The Interior Department, the primary land management agency for 40 percent of the Mexican border and 10 percent of the Canadian border, warned of potential problems in a fiscal year 2002-2003 report, Threat Assessment for Public Lands.

"Virtually all of the lands managed by Department of the Interior (DOI) along the Arizona/Mexico border are sparsely populated with easy access into the United States from Mexico," the report reads. "Terrorist [sic] wishing to smuggle nuclear -- biological -- or chemical (NBC) weapons into the United States from Mexico could use well-established smuggling routes over DOI-managed lands."

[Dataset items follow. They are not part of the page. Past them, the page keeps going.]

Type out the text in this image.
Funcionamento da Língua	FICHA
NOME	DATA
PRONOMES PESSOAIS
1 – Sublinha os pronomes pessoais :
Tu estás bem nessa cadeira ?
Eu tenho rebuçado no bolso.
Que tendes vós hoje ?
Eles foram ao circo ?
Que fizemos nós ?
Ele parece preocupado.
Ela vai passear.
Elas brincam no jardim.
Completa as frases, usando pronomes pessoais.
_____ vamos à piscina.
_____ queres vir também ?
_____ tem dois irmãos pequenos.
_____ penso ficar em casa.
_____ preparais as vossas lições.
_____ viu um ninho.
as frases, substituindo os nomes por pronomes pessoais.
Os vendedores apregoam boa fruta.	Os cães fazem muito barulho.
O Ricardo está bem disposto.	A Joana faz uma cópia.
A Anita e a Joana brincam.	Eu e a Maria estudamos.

Border Patrol agents, park rangers and private citizens have been killed in these federal lands, most recently on March 27, when rancher Robert Krentz was murdered by a person who entered and exited the U.S. illegally via the San Bernardino Wildlife Refuge -- a fact confirmed to the House of Representatives' Natural Resources Committee Republicans by officials from both Customs and Border Protection and the Fish and Wildlife Service.

In 2007, Krentz's wife, Sue, wrote a letter to Congress opposing additional wilderness areas in Arizona she claimed would worsen criminal activity along the border.

"We have experienced $6.2 million dollars of damages to our ranch and water line because of illegal foot traffic," the letter read. "These areas along the border have long been targeted because of the high amount of private property with[in] the boundaries."

Krentz wrote that ranchers in the area, herself included, were fearful for their lives.

"It is not right that illegal immigrants and drug smugglers should take precedence over honest, hardworking Americans whose recreation and livelihood is damaged," the letter continued. "It is the job of the federal government to protect the defined United States borders from invasion."